A study, led by Ulrich von Andrian, a professor of pathology from the lab of Harvard Medical School, has found that HSCs can travel from the bone marrow, through the blood system, and enter visceral organs where they perform reconnaissance missions in search of pathogenic invaders. Upon encountering an invader they immediately synthesize a defense, divide and mature, churning out new immune system cells such as dendritic cells and other leukocytes, right on the spot.
This process changes the way we look at blood stem cells, said Andrian.
For decades scientists have known that a fraction of HSCs will sometimes migrate from the bone marrow into the bloodstream.
And while scientists have observed this phenomenon, they havent known exactly why the stem cells would do this, and what sort of itinerary they might follow once they entered the blood.
A group in Andrians lab, led by postdoctoral researcher and cardiologist Steffen Massberg, decided to explore this question.
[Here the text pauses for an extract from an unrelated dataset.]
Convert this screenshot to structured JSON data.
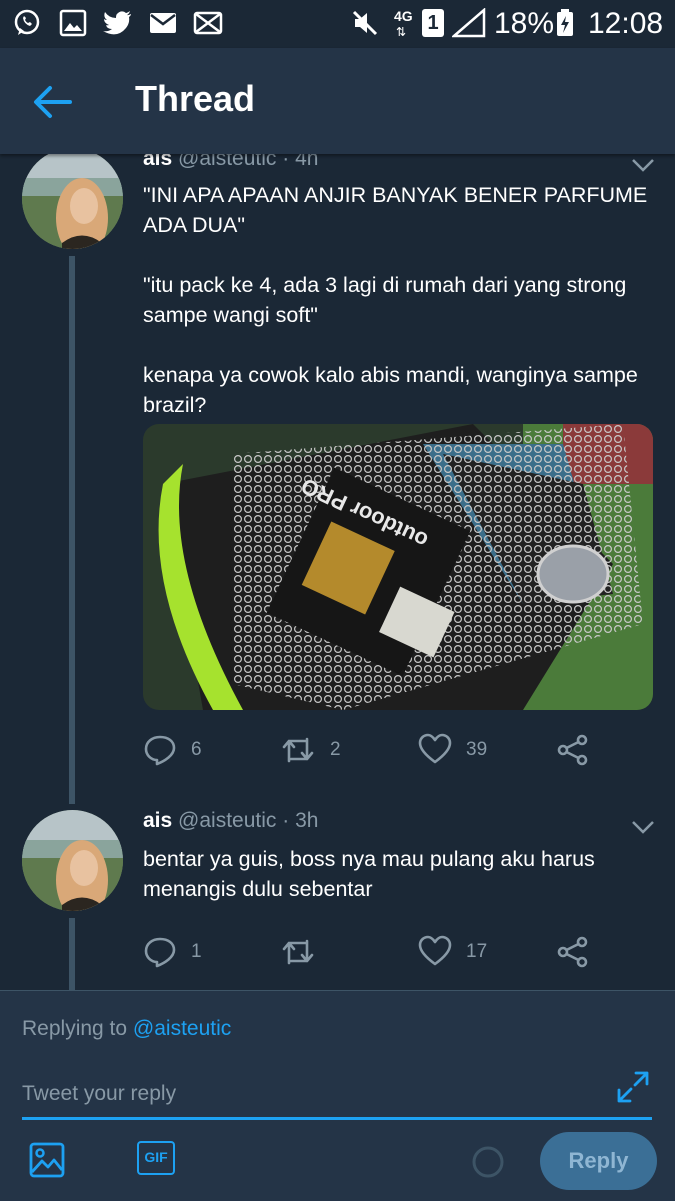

They began by extracting lymph samples from the thoracic duct of a mouse.
The thoracic duct, a major component of the lymphatic system, routes the bodys excess fluids into the circulation, fluids that normally accumulate in organs. In that sense, its a kind of physiological storm drainage system.
After screening large samples of thoracic fluid, they discovered an extremely small population of cells that, after rigorous testing, behaved identically to blood stem cells.
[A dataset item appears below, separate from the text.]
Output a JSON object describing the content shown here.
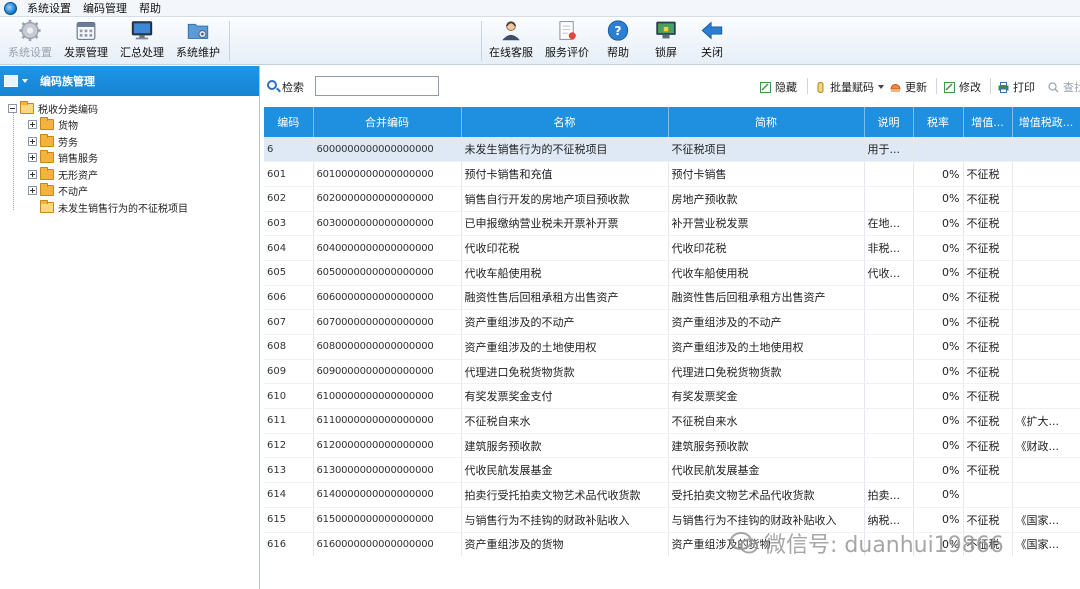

Further tests, which involved mice genetically engineered so that their blood stem cells could be detected through fluorescent microscopy, revealed that these cells were also scattered throughout visceral organs, such as liver, heart, and lung.
The researchers had found that the stem cells remain in the tissue for thirty-six hours before exiting into the thoracic duct. This suggested that they were conducting some kind of surveillance. To test this, Massberg and his colleagues injected a bacterial endotoxin into the mouse tissue. Within a matter of days, clusters of specialized immune cells formed in the infected areas.
Typical immune responses deplete local specialized immune cells, said Massberg.
It appears that the hematopoietic stem cells initiate an immune response and replenish these specialized immune cells. Its a way of sensing local environmental disturbances and responding locally, he said.
Finally, the researchers identified the molecular mechanism that explained these observational data.
After residing for a while in the organ tissue, the stem cells receive a lipid signal that enables them to exit into the thoracic duct.
However, the presence of endotoxin disrupts the normal signalling cascade. When the receptors on the stem-cell surface that detect the pathogens become active, the cells ability to receive the lipid signal is blocked. The stem cells literally get stuck in the tissue, where they are then triggered to proliferate into immune cells.
That stem cells are actually a part of the immune system, rather than just giving rise to it, is a very provocative idea, said Andrian.
This opens up a number of new avenues for us to explore ways that our bodies fight pathogens, Andrian added.
The researchers are now looking at ways that other common diseases, like cancer, might exploit this process.